Can Xtext be used for parsing general purpose programming languages?

I can't speak for what Xtext is or does well.

I can speak to the problem of developing robust tools for processing real languages, based on our experience with the DMS Software Reengineering Toolkit, which we imagine is a language manipulation framework.

First, parsing of real languages usually involves something messy in lexing and/or parsing, due to the historical ways these languages have evolved. Java is pretty clean. C# has context-dependent keywords and a rudimentary preprocessor sort of like C's. C has a full blown preprocessor. C++ is famously "hard to parse" due to ambiguities in the grammar and shenanigans with template syntax. COBOL is fairly ugly, doesn't have any reference grammars, and comes in a variety of dialects. PHP will turn you to stone if you look at it because it is so poorly defined. (DMS has parsers for all of these, used in anger on real applications).

Yet you can parse all of these with most of the available parsing technologies if you try hard enough, usually by abusing the lexer or the parser to achieve your goals (how the GNU guys abused Bison to parse C++ by tangling lexical analysis with symbol table lookup is a nice ugly case in point). But it takes a lot of effort to get the language details right, and the reference manuals are only close approximations of the truth with respect to what the compilers really accept.

If Xtext has a decent parsing engine, one can likely do this with Xtext. A brief perusal of the Xtext site sounds like the lexers and parsers are fairly decent. I didn't see anything about the "Semantic Predicate"s; we have them in DMS and they are lifesavers in some of the really dark corners of parsing. Even using the really good parsing technology (we use GLR parsers), it would be very hard to parse COBOL data declarations (extracting their nesting structure during the parse) without them.

You have an interesting problem in that your language isn't well defined yet. That will make your initial parsers somewhat messy, and you'll revise them a lot. Here's where strong parsing technology helps you: if you can revise your grammar easily you can focus on what you want your language to look like, rather than focusing on fighting the lexer and parser. The fact that you can change your language definition means in fact that if Xtext has some limitations, you can probably bend your language syntax to match without huge amounts of pain.
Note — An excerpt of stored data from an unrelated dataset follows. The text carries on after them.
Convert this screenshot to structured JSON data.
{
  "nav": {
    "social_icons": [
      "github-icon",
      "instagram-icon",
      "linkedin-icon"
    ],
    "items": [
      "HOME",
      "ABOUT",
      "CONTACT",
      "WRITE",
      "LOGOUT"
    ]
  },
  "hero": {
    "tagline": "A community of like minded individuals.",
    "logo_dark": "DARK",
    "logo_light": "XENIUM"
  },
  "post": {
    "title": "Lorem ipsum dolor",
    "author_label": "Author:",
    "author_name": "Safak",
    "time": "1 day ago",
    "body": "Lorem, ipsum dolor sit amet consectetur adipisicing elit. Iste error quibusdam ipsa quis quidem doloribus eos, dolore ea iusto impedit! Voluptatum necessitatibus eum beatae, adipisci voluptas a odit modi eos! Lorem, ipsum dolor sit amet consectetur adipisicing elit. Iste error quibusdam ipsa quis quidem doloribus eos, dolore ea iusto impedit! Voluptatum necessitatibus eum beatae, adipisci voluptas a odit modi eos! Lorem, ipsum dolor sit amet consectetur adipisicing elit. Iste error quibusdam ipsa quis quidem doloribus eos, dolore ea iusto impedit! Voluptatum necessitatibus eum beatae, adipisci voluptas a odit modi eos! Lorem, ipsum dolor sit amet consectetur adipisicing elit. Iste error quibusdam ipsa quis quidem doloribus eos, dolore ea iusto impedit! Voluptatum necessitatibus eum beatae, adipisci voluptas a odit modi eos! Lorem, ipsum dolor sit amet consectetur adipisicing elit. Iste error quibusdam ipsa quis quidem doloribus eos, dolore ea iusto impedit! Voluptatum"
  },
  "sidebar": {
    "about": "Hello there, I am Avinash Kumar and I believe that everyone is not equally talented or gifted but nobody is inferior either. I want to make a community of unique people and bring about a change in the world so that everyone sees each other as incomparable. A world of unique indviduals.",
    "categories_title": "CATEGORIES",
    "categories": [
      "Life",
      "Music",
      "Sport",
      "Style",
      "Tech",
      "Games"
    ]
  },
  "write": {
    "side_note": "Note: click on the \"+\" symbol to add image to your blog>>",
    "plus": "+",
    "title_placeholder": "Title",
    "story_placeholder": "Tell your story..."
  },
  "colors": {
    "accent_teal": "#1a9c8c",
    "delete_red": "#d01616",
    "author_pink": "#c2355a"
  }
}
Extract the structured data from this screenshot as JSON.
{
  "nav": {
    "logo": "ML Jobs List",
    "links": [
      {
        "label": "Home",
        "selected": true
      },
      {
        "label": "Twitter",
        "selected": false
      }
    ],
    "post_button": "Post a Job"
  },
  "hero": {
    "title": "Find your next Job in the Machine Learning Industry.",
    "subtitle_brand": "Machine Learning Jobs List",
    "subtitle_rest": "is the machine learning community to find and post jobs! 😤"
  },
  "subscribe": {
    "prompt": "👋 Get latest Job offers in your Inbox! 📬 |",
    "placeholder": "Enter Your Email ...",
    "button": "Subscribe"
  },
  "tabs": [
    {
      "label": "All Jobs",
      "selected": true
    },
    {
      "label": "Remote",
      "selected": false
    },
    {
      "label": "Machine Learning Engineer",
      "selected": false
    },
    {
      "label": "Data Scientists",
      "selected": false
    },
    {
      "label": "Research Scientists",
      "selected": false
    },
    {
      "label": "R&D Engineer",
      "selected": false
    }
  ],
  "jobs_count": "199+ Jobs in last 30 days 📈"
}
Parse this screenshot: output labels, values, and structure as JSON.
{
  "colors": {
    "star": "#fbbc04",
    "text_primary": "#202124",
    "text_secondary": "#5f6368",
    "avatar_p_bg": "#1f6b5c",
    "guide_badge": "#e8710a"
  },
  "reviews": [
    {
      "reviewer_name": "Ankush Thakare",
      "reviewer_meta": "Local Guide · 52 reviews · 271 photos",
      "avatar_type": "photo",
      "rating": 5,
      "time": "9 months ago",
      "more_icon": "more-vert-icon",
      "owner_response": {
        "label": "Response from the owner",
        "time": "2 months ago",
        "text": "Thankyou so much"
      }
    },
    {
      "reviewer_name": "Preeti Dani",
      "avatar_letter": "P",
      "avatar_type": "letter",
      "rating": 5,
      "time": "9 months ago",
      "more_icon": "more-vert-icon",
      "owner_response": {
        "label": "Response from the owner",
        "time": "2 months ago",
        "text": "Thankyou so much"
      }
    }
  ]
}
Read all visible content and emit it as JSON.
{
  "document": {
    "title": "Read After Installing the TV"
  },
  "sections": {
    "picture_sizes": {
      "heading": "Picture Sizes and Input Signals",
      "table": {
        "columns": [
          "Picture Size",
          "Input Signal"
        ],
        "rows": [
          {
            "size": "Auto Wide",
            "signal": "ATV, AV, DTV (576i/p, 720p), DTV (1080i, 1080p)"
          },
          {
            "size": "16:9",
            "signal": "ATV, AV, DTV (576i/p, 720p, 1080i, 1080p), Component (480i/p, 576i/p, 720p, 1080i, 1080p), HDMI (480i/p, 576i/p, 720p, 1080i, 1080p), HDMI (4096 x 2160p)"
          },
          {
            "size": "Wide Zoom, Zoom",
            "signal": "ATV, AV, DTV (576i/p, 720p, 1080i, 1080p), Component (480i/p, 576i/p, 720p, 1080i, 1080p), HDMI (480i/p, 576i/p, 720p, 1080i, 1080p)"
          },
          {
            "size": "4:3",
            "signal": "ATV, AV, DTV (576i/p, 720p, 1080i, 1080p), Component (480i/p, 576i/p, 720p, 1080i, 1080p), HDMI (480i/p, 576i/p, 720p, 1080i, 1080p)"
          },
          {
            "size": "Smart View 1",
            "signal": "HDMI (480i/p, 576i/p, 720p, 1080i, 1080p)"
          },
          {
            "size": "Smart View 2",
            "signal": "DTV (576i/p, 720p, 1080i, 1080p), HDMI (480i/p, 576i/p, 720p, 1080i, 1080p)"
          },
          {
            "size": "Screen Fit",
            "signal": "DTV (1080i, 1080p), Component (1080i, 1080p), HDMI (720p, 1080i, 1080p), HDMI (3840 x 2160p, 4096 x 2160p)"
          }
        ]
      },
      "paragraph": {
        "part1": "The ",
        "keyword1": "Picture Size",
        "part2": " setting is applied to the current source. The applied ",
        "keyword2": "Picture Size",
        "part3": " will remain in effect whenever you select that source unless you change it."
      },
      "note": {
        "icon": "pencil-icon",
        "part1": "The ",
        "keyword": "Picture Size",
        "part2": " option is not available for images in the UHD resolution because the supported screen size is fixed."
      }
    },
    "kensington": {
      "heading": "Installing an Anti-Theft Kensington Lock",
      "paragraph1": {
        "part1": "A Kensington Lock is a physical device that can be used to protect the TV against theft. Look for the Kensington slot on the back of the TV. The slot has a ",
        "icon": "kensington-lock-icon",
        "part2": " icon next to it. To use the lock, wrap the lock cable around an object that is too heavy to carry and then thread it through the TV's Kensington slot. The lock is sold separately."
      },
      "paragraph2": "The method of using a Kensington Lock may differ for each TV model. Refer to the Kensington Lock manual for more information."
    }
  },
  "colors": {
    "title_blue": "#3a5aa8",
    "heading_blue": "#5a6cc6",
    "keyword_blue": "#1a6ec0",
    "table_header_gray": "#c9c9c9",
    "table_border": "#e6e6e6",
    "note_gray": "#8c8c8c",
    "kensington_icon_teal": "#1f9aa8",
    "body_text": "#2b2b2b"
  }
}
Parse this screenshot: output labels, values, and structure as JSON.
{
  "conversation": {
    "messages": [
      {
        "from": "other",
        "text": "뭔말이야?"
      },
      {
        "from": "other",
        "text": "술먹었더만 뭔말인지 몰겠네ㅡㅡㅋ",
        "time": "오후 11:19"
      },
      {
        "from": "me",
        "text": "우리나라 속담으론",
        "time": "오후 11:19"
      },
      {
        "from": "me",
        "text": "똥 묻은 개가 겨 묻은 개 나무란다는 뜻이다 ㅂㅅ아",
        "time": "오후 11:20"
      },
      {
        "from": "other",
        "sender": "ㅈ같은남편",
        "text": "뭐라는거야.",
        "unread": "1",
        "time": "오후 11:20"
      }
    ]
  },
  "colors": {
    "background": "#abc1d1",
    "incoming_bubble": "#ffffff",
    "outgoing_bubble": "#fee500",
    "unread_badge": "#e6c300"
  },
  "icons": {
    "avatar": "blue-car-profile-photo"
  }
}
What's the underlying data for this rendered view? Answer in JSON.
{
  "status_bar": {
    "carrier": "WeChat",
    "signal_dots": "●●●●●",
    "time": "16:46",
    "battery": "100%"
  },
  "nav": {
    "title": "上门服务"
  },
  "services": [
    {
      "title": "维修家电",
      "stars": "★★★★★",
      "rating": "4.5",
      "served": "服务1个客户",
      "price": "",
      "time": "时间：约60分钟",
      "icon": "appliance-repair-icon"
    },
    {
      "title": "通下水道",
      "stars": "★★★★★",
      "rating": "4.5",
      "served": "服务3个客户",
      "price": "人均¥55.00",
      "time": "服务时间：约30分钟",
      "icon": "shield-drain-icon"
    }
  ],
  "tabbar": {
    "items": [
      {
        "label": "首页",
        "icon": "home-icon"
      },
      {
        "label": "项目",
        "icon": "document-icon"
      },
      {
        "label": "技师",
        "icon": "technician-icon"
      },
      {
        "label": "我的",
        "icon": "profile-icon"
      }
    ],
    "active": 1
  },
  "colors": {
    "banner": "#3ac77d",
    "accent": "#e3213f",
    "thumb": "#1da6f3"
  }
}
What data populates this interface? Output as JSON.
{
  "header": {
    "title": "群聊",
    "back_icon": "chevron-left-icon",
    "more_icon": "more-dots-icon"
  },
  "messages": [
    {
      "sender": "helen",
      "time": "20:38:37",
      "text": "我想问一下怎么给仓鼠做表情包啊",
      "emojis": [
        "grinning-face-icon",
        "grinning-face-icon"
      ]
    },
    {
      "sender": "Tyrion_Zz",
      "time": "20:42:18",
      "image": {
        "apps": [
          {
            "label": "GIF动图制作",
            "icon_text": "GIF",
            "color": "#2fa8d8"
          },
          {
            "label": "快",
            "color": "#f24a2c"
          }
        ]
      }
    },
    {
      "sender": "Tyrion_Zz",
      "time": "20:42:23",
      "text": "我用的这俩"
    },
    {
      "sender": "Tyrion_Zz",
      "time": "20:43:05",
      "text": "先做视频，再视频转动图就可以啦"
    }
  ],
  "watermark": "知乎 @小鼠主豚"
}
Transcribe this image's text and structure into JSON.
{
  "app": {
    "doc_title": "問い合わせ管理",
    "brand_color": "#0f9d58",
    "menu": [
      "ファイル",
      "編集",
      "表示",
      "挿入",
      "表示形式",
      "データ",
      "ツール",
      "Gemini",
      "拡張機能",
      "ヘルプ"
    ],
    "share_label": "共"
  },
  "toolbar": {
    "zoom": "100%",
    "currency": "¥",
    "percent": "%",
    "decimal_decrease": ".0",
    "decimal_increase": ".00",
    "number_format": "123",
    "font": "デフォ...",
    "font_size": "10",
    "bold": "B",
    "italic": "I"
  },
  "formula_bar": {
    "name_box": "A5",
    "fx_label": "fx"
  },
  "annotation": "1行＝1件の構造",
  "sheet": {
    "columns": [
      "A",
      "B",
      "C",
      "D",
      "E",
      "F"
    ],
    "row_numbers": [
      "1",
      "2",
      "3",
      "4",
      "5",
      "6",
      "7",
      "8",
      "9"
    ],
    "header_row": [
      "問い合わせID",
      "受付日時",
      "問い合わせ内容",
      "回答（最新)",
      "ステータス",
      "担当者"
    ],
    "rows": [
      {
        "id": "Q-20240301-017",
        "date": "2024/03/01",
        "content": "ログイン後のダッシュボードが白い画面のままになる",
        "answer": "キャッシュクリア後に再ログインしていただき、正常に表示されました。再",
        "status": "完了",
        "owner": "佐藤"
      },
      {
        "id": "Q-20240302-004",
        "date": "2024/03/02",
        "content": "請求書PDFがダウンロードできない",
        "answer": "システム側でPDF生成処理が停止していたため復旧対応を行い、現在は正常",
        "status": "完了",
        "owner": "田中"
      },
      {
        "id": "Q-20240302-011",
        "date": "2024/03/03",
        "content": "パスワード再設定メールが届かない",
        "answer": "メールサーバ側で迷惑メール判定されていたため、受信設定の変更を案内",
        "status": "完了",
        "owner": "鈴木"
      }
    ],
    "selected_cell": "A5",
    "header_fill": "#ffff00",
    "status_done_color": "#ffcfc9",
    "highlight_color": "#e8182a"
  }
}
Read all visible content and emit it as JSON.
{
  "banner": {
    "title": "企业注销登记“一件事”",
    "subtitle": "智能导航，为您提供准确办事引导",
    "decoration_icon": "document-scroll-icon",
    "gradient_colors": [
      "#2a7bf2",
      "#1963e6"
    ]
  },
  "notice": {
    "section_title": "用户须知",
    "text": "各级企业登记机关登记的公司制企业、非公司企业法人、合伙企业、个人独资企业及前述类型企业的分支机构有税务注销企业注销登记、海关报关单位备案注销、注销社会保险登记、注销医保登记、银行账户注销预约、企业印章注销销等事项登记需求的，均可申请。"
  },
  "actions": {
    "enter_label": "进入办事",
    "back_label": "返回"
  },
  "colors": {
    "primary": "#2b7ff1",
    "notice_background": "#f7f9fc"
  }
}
ANTLR does have the proven ability to parse a language pretty much as you imagine it, modulo the usual amount of parser hacking.

What is never discussed is what else is needed to process a language for real. The first thing you need to be able to do is to construct ASTs, which ANTLR and YACC will help you do; I presume Xtext does also. You also need symbol tables, control and data flow analysis (both local and global), and machinery to transform your language into something else (presumably more executable). Doing just symbol tables you will find surprisingly hard; C++ has several hundred pages of "how to look up an identifier"; Java generics are a lot tougher to get right than you might expect. You might also want to prettyprint the AST back to source code, if you want to offer refactorings. (EDIT: Here both ANTLR and Xtext offer what amounts to text-template driven code generation).

Yet these are complex mechanisms that take as much time, if not more than building the parser. The reason DMS exists isn't because it can parse (we view this just as the ante in a poker game), but because all of this other stuff is very hard and we wanted to amortize the cost of doing it all (DMS has, we think, excellent support for all of these mechanisms but YMMV).

On reading the Xtext overview, it sounds like they have some support for symbol tables but it is unclear what kind of assumption is behind it (e.g., for C++ you have to support multiple inheritance and namespaces).

If you are already started down the ANTLR road and have something running, I'd be tempted to stay the course; I doubt if Xtext will offer you a lot of additional help. If you really really want Xtext's editor, then you can probably switch at the price of restructuring what grammar you have (this is a pretty typical price to pay when changing parsing paradigms). Expect most of your work to appear after you get the parser right, in an ad hoc way. I doubt you will find Xtext or ANTLR much different here.


I think nobody implemented Java or C++ because it is a lot of work (even with Xtext) and the existing tools and compilers are excellent. However, you could have a look at Xbase and Xtend, which is the expression language we ship with Xtext. It is built with Xtext and is quite a good proof for what you can build with Xtext. We have done that in about 4 person months.

I did a couple of screencasts on Xtend:

http://blog.efftinge.de/2011/03/xtend-screencast-part-1-basics.html
http://blog.efftinge.de/2011/03/xtend-screencast-part-2-switch.html
http://blog.efftinge.de/2011/03/xtend-screencast-part-3-rich-strings-ie.html

Note, that you can simply embed Xbase expressions into your language.